Largement reprises sur les sites dédiés à la culture Geek et bientôt au-delà, le succès de Mondo a suscité des vocations, on ne compte plus le nombre de petits éditeurs qui, sur le même modèle, impriment des affiches de films. Celles de Mondo, bien que peu onéreuses, ne sont pas des œuvres auxquelles on accède aisément, c’est le moins que l’on puisse dire, tirées à très peu d’exemplaires (300 à 400 ex. en moyenne pour le monde entier, numérotés et le plus souvent signés), elles partent via Internet en moins de deux minutes – ce n’est pas une blague. D’où l’intérêt pour le public de pouvoir se rendre dans cette galerie parisienne qui ne montre que leurs affiches, car à moins de voyager à Austin, on ne les verrait pas autrement.

Laurent Durieux qui vit à Bruxelles est l’exemple type de l’artiste dont Mondo a fait en quelques commandes une vedette du graphisme. Il faut dire que son œuvre impressionne, sa minutie, son sens de la couleur et de la composition l’imposent comme un des grands parmi les contemporains. Et si je ne le montre pas aussi souvent que je le voudrais, c’est que j’éprouve les plus grandes difficultés à dénicher des fichiers de ses œuvres en grand format, comme pour cette récente affiche du Parrain de Coppola, qui est belle à pleurer, ou The Day the Earth Stood Still (Le jour où la terre s’arrêta, 1951).

Voici un travail récent que Laurent a réalisé pour Nautilus Art Prints, une maison d’édition que dirige son frère Jack et qui a débuté ses activités au début de l’année 2014, précisément avec ces deux affiches en hommage à Jules Verne, hommage qui je l’espère appellera d’autres réalisations.

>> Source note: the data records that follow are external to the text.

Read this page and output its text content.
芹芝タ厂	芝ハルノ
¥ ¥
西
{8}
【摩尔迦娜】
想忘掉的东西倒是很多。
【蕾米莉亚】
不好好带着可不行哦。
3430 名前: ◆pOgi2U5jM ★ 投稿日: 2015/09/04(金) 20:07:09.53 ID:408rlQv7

Comme chez Mondo, le travail est décliné en deux versions, la regular et la variant, elles gardent le même dessin, seules les couleurs changent. J’ai récupéré les nombreux détails de Voyage au centre de la Terre (1864) sur les pages Facebook de Laurent et Jack. J’essaierai de montrer d’autres affiches dans les jours qui viennent. Cliquez sur les images pour les agrandir.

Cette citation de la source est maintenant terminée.